Aux lendemains de son retour de déportation, il fut chargé en 1945 de la coordination de l’action des anciens internés politiques de la centrale de Eysse pour Clermont-Ferrand. Après avoir vécu quelques mois chez son frère à Clermont-Ferrand, il habita d’abord Riom, 12 rue Daurat, où il exerça la profession d’artisan charpentier. Puis il vécut ensuite, au moins à partir de 1950, de nouveau chez son frère, 42 rue Vallières, à Clermont-Ferrand. Il devint alors représentant.

A son retour de déportation, il s’était vu confier la responsabilité de secrétaire de la cellule de Riom.
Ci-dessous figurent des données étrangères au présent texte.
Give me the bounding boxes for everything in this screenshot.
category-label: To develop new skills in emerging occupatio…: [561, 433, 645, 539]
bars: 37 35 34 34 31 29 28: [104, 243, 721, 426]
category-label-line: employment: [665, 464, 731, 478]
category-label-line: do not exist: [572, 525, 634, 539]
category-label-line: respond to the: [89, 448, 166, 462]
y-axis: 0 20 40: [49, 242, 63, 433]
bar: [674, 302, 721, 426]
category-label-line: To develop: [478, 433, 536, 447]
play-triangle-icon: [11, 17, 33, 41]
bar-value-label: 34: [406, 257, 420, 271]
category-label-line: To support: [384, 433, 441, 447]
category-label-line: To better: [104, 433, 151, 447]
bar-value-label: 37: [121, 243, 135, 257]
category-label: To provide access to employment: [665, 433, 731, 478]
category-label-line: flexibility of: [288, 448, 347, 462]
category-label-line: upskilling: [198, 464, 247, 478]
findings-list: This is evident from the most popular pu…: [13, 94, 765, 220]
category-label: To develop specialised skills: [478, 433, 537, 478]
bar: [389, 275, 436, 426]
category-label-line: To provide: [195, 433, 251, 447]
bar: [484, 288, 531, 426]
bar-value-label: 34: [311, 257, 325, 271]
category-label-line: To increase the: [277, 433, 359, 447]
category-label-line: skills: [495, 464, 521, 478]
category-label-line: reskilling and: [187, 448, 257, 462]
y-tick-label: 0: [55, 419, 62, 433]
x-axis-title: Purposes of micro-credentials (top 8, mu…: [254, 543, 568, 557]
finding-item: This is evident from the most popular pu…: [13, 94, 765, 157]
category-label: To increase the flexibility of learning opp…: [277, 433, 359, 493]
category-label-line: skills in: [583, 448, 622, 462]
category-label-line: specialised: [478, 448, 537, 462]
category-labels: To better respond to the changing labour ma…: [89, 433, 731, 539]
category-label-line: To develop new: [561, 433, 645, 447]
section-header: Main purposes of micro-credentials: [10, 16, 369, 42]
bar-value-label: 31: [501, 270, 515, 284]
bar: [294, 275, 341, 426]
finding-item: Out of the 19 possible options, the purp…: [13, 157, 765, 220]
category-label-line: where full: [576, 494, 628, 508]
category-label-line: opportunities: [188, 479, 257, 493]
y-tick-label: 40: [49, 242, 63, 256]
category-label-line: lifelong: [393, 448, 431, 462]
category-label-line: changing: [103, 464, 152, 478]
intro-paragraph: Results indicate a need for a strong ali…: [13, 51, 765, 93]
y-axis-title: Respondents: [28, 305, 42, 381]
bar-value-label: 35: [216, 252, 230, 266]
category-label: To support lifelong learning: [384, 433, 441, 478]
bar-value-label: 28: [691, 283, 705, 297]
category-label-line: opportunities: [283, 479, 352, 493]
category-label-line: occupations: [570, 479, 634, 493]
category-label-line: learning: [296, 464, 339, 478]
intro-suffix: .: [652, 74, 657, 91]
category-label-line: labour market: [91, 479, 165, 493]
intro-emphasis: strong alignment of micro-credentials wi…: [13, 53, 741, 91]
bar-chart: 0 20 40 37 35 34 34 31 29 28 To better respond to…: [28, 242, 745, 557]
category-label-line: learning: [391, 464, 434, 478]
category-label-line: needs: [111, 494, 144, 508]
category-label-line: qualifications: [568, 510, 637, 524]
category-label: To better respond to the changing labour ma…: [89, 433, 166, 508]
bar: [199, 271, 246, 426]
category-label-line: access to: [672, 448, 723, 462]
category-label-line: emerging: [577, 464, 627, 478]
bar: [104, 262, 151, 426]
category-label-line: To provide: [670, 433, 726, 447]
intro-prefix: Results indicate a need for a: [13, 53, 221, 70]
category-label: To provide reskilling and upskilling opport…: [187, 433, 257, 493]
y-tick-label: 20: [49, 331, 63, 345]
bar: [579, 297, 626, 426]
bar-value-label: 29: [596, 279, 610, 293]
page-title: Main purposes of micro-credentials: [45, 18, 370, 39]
Il quitta le PCF entre 1975 et 1977, se disant « en complet désaccord avec certaines positions du parti surtout en ce qui concerne l’Union Soviétique et le Marxisme ». Il écrivit en 1978 au secrétaire de la Fédération pour s’étonner qu’on puisse lui demander de se justifier du titre de « Vétéran » du Parti sur la période 1924-1948.

Il s’était marié en avril 1959 à Clermont-Ferrand avec Marie Faure.

Pour citer cet article :
https://maitron.fr/spip.php?article127253, notice POUZAT Jean [Pseudonyme dans la Résistance : Albert] par Eric Panthou, version mise en ligne le 30 novembre 2010, dernière modification le 19 juillet 2022.

Par Eric Panthou

SOURCES : SHD Vincennes, GR 16 P 489379, dossier résistant de Jean Pouzat (nc). — Archives de la justice militaire au Blanc, registre du tribunal militaire de Clermont-Ferrand.— Stéphane Courtois, La politique du PCF et ses aspects syndicaux..., Th., op. cit .— arch. dép. du Puy-de-Dôme : 1296 W1 549 : rapport des inspecteurs de Police Mobile, château de Mons, 6 octobre 1940.— Lettre de Jean Pouzat au secrétaire de la Fédération du Puy-de-Dôme du PCF, 4 mai 1978, archives privées Maurice Vigier.— Cahier des Vétérans du Puy-de-Dôme avec timbres versés, 1970-1974, archives privées Maurice Vigier,.— Archives privées Henri Verde : liste des déportés politiques rentrés, maison Michelin.—Archives privées Roger Champrobert : note manuscrite sur Jean Pouzat.— AVCC Caen, AC 21 P 650786. Dossier Jean Pouzat .— Arch. dép. du Puy-de-Dôme 1296 W 102 : le Commissaire principal chef du service régional de police de sûreté à Clermont-Ferrand à monsieur l’intendant de police à Clermont-Ferrand, le 9 février 1943 .— Arch. dép. du Puy-de-Dôme,1296 W 102 le commissaire principal des Renseignements généraux du Puy-de-Dôme à monsieur le commissaire divisionnaire, chez régional de la police judiciaire, 6 août 1942.— Arch. dép. du Puy-de-Dôme : 1296 W 1549 : liste complémentaire des internés politiques arrivés au Camp [de Mons] récemment. — Franck Liaigre, Les FTP. Nouvelle Histoire d’une Résistance, Paris, Perrin, 2015. Notice nécrologique, Résistance d’Auvergne, Bulletin ANACR 63, n°63, juillet 1986.— Le Moniteur, 3 janvier 1942 .— "Jean Pouzat de retour à Clermont", La Voix du peuple, 9 juin 1945. — Bulletin intérieur Michelin, n°17, juillet 1945 .— La Voix du peuple, 28 juillet 1945. — État civil. — Note de Jean-Pierre Besse.